While the government has been arguing for some years about notifying workers, public attention was drawn to the issue by recent Freedom of Information Act disclosures obtained by Ralph Nader's Public Citizen Health Research Group. The documents reveal that the National Institute for Occupational Safety and Health has collected detailed information on a quarter of a million workers exposed to toxic chemicals on the job.
While some of these workers have been made aware of their exposure by their company or union, others have not. The occupational safety institute asked for funds to begin notification this year, but the request was turned down by HHS because of budget pressures and because some officials thought that medical evidence did not support full- scale notification. Dr. Edward Brandt, then assistant HHS secretary for health, was quoted recently as observing, "All of us are exposed to toxic substances every day, and if people told us every day, we would just worry all day."

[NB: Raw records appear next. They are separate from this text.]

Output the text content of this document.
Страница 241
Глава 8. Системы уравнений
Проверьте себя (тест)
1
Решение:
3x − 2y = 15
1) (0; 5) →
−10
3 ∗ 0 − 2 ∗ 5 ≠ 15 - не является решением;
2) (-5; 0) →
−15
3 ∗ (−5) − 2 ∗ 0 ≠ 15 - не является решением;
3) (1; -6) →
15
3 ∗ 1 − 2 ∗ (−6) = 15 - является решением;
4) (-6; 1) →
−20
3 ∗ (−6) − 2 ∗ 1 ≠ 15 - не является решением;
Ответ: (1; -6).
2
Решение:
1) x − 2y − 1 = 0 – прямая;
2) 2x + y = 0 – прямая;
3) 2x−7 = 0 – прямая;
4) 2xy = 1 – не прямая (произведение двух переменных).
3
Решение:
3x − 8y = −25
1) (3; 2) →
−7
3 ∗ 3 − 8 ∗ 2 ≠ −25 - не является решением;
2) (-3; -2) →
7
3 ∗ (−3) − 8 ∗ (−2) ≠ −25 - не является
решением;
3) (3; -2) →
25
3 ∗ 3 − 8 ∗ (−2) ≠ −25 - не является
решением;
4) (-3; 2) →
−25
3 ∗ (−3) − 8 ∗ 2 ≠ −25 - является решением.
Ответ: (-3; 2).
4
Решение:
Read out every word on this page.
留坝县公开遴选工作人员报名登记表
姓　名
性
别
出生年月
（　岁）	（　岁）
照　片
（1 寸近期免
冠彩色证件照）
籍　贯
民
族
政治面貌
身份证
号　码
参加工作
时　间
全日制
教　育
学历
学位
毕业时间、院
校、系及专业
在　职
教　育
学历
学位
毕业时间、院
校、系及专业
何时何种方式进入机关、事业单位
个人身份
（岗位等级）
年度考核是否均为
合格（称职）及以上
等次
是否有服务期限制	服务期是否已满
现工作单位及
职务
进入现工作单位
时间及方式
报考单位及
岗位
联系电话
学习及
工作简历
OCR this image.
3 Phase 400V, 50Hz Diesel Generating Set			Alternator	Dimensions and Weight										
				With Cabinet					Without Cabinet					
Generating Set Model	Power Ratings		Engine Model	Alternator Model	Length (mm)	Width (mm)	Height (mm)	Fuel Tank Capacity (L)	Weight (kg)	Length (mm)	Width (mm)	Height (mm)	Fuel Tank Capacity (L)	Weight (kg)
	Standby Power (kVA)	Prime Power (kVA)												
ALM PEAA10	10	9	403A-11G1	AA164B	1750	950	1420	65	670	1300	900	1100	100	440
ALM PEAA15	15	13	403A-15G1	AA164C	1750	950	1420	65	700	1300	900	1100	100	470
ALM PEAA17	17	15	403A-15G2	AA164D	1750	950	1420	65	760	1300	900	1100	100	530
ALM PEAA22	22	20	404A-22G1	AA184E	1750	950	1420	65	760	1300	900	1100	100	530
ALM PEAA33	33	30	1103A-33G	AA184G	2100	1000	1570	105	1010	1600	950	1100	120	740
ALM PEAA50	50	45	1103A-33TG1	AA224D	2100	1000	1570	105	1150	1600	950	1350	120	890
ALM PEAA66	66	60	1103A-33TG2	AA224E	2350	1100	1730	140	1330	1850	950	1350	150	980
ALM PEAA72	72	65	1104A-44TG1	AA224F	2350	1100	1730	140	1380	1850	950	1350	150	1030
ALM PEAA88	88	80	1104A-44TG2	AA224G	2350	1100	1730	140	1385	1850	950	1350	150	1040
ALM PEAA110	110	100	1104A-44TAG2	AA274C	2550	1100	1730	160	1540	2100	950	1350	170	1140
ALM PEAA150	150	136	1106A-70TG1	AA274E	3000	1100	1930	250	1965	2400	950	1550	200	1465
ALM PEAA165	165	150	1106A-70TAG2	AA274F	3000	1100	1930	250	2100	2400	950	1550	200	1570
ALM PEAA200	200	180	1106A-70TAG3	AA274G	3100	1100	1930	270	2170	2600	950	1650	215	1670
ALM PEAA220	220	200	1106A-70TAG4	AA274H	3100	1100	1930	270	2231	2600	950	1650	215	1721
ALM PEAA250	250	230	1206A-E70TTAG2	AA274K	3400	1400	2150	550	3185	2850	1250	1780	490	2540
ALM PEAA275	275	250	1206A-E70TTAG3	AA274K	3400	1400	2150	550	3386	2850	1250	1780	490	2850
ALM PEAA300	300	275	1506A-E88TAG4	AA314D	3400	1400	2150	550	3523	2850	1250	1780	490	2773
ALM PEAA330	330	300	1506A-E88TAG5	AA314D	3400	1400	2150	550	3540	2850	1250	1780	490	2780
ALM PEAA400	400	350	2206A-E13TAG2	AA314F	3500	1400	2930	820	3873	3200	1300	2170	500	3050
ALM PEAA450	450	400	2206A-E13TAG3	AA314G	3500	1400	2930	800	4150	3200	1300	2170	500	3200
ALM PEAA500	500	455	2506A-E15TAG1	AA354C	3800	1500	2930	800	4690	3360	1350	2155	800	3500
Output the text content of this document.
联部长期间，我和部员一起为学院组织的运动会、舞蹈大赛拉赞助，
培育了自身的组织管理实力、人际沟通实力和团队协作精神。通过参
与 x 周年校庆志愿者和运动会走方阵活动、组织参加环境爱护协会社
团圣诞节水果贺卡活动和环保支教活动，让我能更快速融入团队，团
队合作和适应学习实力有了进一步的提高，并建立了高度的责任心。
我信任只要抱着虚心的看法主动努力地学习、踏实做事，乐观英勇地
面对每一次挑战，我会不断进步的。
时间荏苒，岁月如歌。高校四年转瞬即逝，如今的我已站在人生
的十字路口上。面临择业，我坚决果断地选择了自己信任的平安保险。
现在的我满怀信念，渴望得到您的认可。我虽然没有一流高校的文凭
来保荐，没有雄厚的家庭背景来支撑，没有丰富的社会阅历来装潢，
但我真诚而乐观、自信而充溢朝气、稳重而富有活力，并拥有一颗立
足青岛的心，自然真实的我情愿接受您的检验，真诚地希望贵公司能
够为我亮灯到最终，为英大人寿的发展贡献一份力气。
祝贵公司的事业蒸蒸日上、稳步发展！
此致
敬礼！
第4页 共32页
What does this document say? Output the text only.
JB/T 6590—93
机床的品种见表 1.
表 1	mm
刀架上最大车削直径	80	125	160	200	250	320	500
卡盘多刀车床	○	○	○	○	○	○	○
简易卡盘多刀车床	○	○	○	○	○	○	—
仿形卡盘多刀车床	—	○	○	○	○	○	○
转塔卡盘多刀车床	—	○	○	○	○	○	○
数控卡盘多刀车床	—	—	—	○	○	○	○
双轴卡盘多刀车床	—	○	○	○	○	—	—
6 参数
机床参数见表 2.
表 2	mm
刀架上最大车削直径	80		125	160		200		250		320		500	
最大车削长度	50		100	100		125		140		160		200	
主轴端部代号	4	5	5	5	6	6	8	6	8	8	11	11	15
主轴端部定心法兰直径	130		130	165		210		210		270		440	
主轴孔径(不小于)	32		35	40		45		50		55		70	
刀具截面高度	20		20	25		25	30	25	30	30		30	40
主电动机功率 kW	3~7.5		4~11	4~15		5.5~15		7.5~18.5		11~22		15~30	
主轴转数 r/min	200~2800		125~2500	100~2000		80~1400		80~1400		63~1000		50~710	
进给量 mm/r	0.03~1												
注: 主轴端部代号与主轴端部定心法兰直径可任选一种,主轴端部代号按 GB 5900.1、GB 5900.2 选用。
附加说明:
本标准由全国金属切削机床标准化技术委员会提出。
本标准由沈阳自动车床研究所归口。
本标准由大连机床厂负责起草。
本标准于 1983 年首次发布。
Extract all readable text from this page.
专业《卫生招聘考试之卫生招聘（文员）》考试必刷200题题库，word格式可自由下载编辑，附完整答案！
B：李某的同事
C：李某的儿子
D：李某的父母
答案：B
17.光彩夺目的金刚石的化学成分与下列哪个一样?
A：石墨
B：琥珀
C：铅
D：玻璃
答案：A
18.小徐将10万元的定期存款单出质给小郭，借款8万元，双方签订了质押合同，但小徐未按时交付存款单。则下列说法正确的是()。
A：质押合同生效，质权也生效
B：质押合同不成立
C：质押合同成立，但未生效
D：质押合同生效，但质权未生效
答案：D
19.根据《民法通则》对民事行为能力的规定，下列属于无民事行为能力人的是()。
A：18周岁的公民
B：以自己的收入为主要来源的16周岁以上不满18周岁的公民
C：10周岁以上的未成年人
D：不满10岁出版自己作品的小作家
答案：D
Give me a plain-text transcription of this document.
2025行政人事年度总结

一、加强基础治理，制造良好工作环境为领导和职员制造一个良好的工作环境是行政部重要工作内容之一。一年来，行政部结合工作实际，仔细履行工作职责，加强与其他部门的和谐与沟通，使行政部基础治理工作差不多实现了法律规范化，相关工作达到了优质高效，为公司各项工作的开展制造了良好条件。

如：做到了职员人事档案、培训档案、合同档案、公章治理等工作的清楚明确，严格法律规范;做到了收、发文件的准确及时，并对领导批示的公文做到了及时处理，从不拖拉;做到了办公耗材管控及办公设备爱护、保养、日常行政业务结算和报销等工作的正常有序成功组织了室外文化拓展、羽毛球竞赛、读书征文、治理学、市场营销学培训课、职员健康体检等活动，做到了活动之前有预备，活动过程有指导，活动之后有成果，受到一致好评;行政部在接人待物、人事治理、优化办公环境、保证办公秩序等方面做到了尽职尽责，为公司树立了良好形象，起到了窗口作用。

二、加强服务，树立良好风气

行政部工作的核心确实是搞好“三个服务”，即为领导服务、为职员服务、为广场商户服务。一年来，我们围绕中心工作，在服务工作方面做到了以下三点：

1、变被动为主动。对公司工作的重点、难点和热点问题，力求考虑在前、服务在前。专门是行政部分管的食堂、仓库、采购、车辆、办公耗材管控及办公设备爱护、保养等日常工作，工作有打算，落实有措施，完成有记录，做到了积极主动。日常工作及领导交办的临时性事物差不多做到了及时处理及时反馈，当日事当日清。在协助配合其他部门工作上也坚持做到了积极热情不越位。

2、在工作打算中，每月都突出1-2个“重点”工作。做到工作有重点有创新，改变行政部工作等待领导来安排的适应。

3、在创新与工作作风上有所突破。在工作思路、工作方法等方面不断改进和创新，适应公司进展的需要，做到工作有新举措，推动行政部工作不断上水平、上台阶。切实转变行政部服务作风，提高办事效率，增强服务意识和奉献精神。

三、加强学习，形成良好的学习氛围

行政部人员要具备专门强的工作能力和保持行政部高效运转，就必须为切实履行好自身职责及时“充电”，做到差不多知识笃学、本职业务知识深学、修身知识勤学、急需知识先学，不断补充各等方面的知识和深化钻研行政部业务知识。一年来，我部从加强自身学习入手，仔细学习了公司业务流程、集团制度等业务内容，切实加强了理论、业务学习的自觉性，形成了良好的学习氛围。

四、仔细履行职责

Perhaps so. And it's also worth noting that people tend to ignore far more prevalent known threats to health -- such as smoking and poor diets -- while overreacting to less common chemical threats. But many workers are known to have been exposed to far higher toxic doses than the general public encounters, and some could now take preventive measures if they knew of their ris
What is needed is a careful effort by the occupational safety institute to determine where and when real hazards exist, and to give affected workers pertinent information to help them decide whether they are threatened. This could give rise to some litigation against employers, as some HHS officials fear. But it is noteworthy that the Chemical Manufacturers Association states it has consistently favored full disclosure of hazards to workers and a federal standard to ensure that result.
Some workers and communities probably will be unduly alarmed by the Nader group's wholesale revelations. But that result might have been avoided if the government had embarked earlier upon the careful notification program that is now called for.